The intricate involutions of this play demands acting of the highest standard, and TTC’s company delivers it.
Joolz Connery is simply outstanding as Alida. She precisely pictures the stubbornness that can be ingrained in the self-reliant, the tetchiness that can follow the failing elderly, and the anxiety that always torments those with dementia. Connery has obviously studied the mannerisms of dementia sufferers and has these to a tee. The Alida of now and the child Alida in her mind is accurately and clearly differentiated. The pervasive urgency of Alida’s quest is palpable, a quest to race against her failing memory, before she becomes Gretel, lost in “an infinite indifferent darkness.”
Beth is a rootless young woman seeking roots. Lara Parker portrays Beth as a directionless drifter, all at sea but wanting to put down an anchor. She cannot make lasting relationships and has had a string of loveless encounters with different men. Parker skilfully depicts this shrugging aimlessness with a measured empathy, and she also clearly differentiates the real Beth and the Beth as a personification of Alida’s mother.

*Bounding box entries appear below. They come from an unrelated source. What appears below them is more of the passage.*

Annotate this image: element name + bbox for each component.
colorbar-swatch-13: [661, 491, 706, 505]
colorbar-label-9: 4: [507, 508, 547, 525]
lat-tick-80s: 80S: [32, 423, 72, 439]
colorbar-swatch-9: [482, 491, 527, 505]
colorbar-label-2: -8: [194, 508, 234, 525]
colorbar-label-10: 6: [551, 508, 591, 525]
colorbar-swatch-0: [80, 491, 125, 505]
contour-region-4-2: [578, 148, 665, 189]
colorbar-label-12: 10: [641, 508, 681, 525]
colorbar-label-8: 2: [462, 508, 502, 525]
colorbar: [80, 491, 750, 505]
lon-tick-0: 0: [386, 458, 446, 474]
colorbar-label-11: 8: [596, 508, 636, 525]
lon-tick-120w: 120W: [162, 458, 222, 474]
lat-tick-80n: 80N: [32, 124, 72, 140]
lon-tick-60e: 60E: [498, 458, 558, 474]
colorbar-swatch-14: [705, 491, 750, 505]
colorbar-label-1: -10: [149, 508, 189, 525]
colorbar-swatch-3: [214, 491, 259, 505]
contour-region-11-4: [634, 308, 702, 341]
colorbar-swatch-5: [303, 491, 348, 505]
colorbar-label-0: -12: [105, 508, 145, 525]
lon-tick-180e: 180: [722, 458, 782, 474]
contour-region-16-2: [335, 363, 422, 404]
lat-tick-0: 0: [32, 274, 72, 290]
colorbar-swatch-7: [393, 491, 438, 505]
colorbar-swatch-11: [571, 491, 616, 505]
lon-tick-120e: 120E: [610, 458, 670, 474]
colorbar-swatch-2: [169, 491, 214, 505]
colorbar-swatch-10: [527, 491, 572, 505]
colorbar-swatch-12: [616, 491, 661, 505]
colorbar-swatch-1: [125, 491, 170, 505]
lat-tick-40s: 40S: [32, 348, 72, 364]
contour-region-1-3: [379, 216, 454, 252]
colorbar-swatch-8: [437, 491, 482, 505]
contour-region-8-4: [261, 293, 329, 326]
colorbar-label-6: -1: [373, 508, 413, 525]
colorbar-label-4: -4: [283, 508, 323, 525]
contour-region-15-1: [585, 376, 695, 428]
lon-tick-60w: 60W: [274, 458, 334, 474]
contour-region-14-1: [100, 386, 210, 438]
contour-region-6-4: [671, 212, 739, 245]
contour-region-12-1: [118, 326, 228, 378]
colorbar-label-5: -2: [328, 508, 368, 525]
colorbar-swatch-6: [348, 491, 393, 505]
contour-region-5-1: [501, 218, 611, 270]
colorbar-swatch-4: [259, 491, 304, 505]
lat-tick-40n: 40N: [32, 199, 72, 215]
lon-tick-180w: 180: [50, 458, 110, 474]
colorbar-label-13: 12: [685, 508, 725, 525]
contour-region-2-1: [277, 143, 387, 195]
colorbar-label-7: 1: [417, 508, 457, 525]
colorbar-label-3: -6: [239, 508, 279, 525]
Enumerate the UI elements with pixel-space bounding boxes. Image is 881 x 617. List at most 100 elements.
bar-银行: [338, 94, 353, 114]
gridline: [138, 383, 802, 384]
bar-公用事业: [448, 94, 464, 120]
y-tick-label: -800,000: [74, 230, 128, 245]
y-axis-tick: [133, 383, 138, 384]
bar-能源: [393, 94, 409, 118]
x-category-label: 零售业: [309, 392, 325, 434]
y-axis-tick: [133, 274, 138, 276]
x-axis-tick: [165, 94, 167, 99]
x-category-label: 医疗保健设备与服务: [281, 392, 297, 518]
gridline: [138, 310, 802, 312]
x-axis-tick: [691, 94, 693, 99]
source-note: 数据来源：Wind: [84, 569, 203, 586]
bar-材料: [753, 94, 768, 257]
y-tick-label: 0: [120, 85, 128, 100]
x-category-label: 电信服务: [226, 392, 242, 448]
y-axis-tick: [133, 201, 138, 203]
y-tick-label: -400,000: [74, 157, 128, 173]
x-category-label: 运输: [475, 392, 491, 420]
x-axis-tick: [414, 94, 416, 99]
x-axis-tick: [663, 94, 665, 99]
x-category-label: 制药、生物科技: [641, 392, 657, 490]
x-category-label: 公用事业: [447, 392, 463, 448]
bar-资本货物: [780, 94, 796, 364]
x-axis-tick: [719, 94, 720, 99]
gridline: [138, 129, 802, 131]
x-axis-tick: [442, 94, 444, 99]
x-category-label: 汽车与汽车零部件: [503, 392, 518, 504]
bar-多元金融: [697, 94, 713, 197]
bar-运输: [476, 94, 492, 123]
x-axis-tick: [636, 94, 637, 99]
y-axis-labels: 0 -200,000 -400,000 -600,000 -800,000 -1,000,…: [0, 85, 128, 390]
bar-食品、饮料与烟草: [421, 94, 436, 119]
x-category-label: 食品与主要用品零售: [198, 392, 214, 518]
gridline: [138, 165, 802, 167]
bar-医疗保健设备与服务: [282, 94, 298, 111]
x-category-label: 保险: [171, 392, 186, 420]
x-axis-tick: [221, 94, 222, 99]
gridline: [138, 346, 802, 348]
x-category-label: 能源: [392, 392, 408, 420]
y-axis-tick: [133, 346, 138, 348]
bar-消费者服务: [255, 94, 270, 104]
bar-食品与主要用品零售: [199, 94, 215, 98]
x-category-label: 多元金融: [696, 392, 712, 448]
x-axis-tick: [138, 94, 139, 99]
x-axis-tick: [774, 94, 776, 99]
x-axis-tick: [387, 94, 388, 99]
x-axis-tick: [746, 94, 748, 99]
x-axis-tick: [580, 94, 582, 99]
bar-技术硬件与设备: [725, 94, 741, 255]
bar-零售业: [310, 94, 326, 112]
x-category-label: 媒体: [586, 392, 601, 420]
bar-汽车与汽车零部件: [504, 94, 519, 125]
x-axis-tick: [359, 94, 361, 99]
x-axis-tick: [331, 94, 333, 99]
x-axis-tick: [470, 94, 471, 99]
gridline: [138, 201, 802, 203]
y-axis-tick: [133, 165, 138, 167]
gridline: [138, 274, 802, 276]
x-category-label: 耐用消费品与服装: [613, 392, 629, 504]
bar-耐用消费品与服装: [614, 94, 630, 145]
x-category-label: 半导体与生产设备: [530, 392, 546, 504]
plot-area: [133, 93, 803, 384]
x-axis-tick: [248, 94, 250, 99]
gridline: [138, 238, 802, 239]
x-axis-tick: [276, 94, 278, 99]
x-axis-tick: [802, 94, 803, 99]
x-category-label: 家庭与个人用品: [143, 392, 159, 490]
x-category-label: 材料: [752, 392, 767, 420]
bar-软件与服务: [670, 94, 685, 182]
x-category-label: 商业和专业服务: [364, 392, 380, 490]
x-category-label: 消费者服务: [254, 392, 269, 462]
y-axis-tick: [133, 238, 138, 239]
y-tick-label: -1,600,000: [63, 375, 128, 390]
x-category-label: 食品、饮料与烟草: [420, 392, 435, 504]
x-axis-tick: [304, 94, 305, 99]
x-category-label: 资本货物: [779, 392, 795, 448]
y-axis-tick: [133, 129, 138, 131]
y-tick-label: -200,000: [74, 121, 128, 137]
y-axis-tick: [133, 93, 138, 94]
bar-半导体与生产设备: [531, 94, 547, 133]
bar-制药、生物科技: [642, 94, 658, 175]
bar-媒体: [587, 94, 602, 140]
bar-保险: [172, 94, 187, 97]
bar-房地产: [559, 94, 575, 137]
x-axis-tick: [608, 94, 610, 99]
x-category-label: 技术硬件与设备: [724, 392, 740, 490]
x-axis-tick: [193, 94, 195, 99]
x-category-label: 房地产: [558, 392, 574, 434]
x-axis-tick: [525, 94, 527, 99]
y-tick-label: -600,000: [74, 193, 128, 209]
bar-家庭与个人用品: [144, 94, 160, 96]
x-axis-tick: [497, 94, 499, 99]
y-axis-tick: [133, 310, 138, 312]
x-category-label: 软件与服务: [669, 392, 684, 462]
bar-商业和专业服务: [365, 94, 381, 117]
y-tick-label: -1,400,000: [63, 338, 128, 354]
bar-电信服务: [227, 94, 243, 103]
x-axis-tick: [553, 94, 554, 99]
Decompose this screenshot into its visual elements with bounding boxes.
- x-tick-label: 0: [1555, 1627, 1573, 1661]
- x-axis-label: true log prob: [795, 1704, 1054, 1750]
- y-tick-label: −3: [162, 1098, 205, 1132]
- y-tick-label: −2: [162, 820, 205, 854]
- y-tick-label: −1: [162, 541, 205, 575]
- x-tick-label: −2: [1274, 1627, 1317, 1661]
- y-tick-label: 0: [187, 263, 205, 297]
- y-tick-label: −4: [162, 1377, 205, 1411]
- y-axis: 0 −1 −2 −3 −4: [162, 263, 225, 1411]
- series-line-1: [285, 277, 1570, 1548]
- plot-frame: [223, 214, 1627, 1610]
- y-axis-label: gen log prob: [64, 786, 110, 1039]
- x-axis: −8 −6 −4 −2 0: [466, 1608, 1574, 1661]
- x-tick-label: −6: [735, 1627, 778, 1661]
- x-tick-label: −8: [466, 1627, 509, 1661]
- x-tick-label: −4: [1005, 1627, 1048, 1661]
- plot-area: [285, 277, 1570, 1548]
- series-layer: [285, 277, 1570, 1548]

Both Alida and Beth are seeking what Alida calls “points of reference” in their lives. For Beth these include a black bin-bag of stuffed toys, her comfort blanket that she moves to each new abode; for Alida they include stick-it notes to label things before she forgets their names. As a writer, words are important to Alida and she becomes obsessed with the etymology of words that are obviously significant to her. She asks Beth to research “femur” and “witch”. The symbolic allusion is back to Hansel and Gretel : the gingerbread house becomes one of body parts and she sees it roofed in mucus. We can infer that Alida’s mind transfuses the witch with her mother and the house with the Californian villa of her mother’s lover, an exploitative pornographer, covered in muckiness. This villa is the subject of a pair of concatenated traumatic events, which are burnt into Alida’s mind. Maybe they foretell the direction of Beth’s life.
The bit in the middle is still real for Beth, but for Alida the bit in the middle has itself bits missing, such is the nature of dementia. However, another trick of dementia, rather than to hide, is to reveal. Layers of the past can be peeled away to uncover more layers, like the bulb of an onion, releasing long-forgotten flavours.
But, as Alida says, “we create dreams, but they can never be true”.